On 2024-10-10, Stephan Beal <stephan@wanderinghorse.net> wrote:
> On Thu, Oct 10, 2024 at 5:26 PM hahahahacker2009
><hahahahacker2009@gmail.com> wrote:
>> Yeah, and that's driver for some components. It does not mean
>> the board is supported.
Right. Don't assume that "b has been done" means that "a has been done"
even if you think that one implies the other.
> Which begs the questions:
>
> 1) How can those individual components be
> supported it the hardware around them cannot
> be booted?
I didn't look at the relevant commits, but:
- Perhaps it's from spec sheets/docs.
- Perhaps it's ported from another OS.
- Perhaps they're required parts before other work can be done.

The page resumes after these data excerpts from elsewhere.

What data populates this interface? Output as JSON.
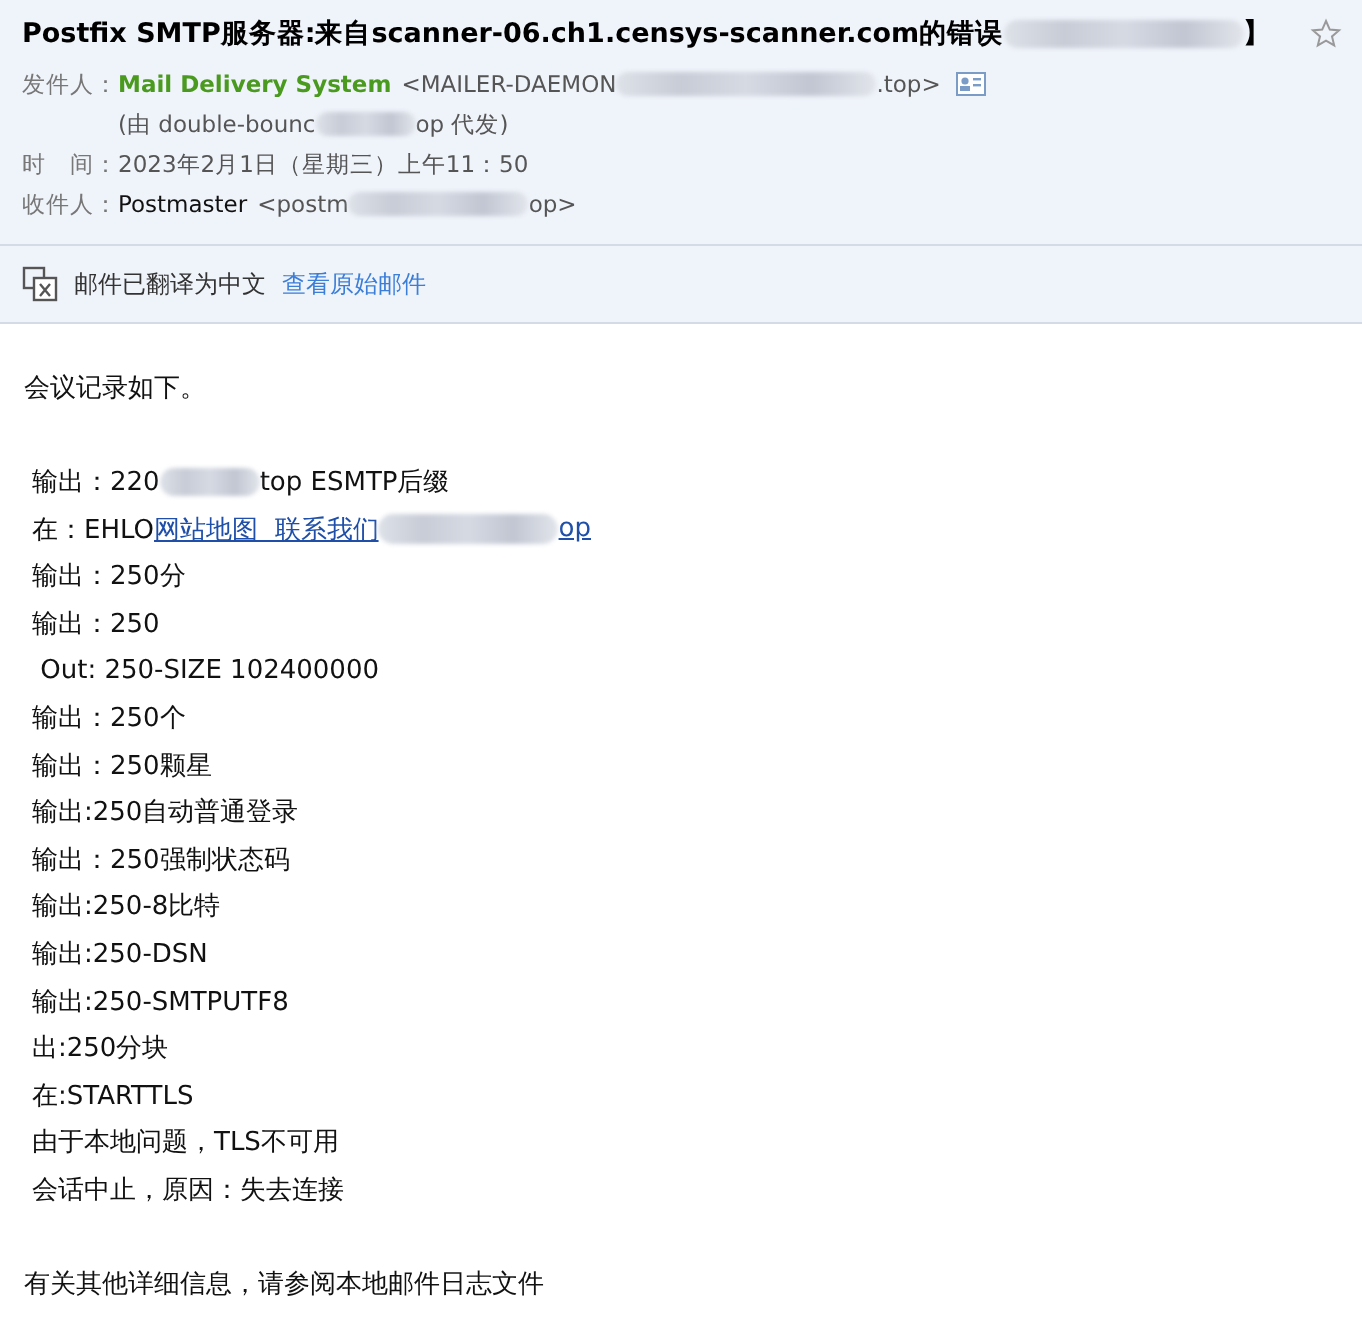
{
  "header": {
    "title": [
      {
        "kind": "text",
        "text": "Postfix SMTP服务器:来自scanner-06.ch1.censys-scanner.com的错误"
      },
      {
        "kind": "redacted"
      },
      {
        "kind": "text",
        "text": "】"
      }
    ],
    "starred": false,
    "fields": [
      {
        "label": "发件人：",
        "name": "Mail Delivery System",
        "value": [
          {
            "kind": "text",
            "text": "<MAILER-DAEMON"
          },
          {
            "kind": "redacted"
          },
          {
            "kind": "text",
            "text": ".top>"
          },
          {
            "kind": "card_icon"
          }
        ]
      },
      {
        "value": [
          {
            "kind": "text",
            "text": "(由 double-bounc"
          },
          {
            "kind": "redacted"
          },
          {
            "kind": "text",
            "text": "op 代发)"
          }
        ]
      },
      {
        "label": "时　间：",
        "value": [
          {
            "kind": "text",
            "text": "2023年2月1日（星期三）上午11：50"
          }
        ]
      },
      {
        "label": "收件人：",
        "name_plain": "Postmaster",
        "value": [
          {
            "kind": "text",
            "text": "<postm"
          },
          {
            "kind": "redacted"
          },
          {
            "kind": "text",
            "text": "op>"
          }
        ]
      }
    ]
  },
  "translation": {
    "notice": "邮件已翻译为中文",
    "link": "查看原始邮件"
  },
  "body": {
    "intro": "会议记录如下。",
    "lines": [
      [
        {
          "kind": "text",
          "text": "输出：220"
        },
        {
          "kind": "redacted"
        },
        {
          "kind": "text",
          "text": "top ESMTP后缀"
        }
      ],
      [
        {
          "kind": "text",
          "text": "在：EHLO"
        },
        {
          "kind": "link",
          "text": "网站地图  联系我们"
        },
        {
          "kind": "redacted"
        },
        {
          "kind": "link",
          "text": "op"
        }
      ],
      [
        {
          "kind": "text",
          "text": "输出：250分"
        }
      ],
      [
        {
          "kind": "text",
          "text": "输出：250"
        }
      ],
      [
        {
          "kind": "text",
          "text": " Out: 250-SIZE 102400000"
        }
      ],
      [
        {
          "kind": "text",
          "text": "输出：250个"
        }
      ],
      [
        {
          "kind": "text",
          "text": "输出：250颗星"
        }
      ],
      [
        {
          "kind": "text",
          "text": "输出:250自动普通登录"
        }
      ],
      [
        {
          "kind": "text",
          "text": "输出：250强制状态码"
        }
      ],
      [
        {
          "kind": "text",
          "text": "输出:250-8比特"
        }
      ],
      [
        {
          "kind": "text",
          "text": "输出:250-DSN"
        }
      ],
      [
        {
          "kind": "text",
          "text": "输出:250-SMTPUTF8"
        }
      ],
      [
        {
          "kind": "text",
          "text": "出:250分块"
        }
      ],
      [
        {
          "kind": "text",
          "text": "在:STARTTLS"
        }
      ],
      [
        {
          "kind": "text",
          "text": "由于本地问题，TLS不可用"
        }
      ],
      [
        {
          "kind": "text",
          "text": "会话中止，原因：失去连接"
        }
      ]
    ],
    "footer": "有关其他详细信息，请参阅本地邮件日志文件"
  }
}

- Perhaps it boots partially in conjunction with other work that can't
be committed yet.
> 2) Why put it in the release notes if it's not materially
> relevant to the release? Certainly nobody is hoping to
> run _part_ of a pi5 on OpenBSD 7.6.
Release notes are mostly not written by the person doing the work but
by someone going through commit logs and deciding what to put in.
Also this may be useful information for someone tracking what work has
been done on the platform.
If/when rpi5 works expect a clear indication in release notes and on
arm64.html rather than "x little bit of rpi5 supported".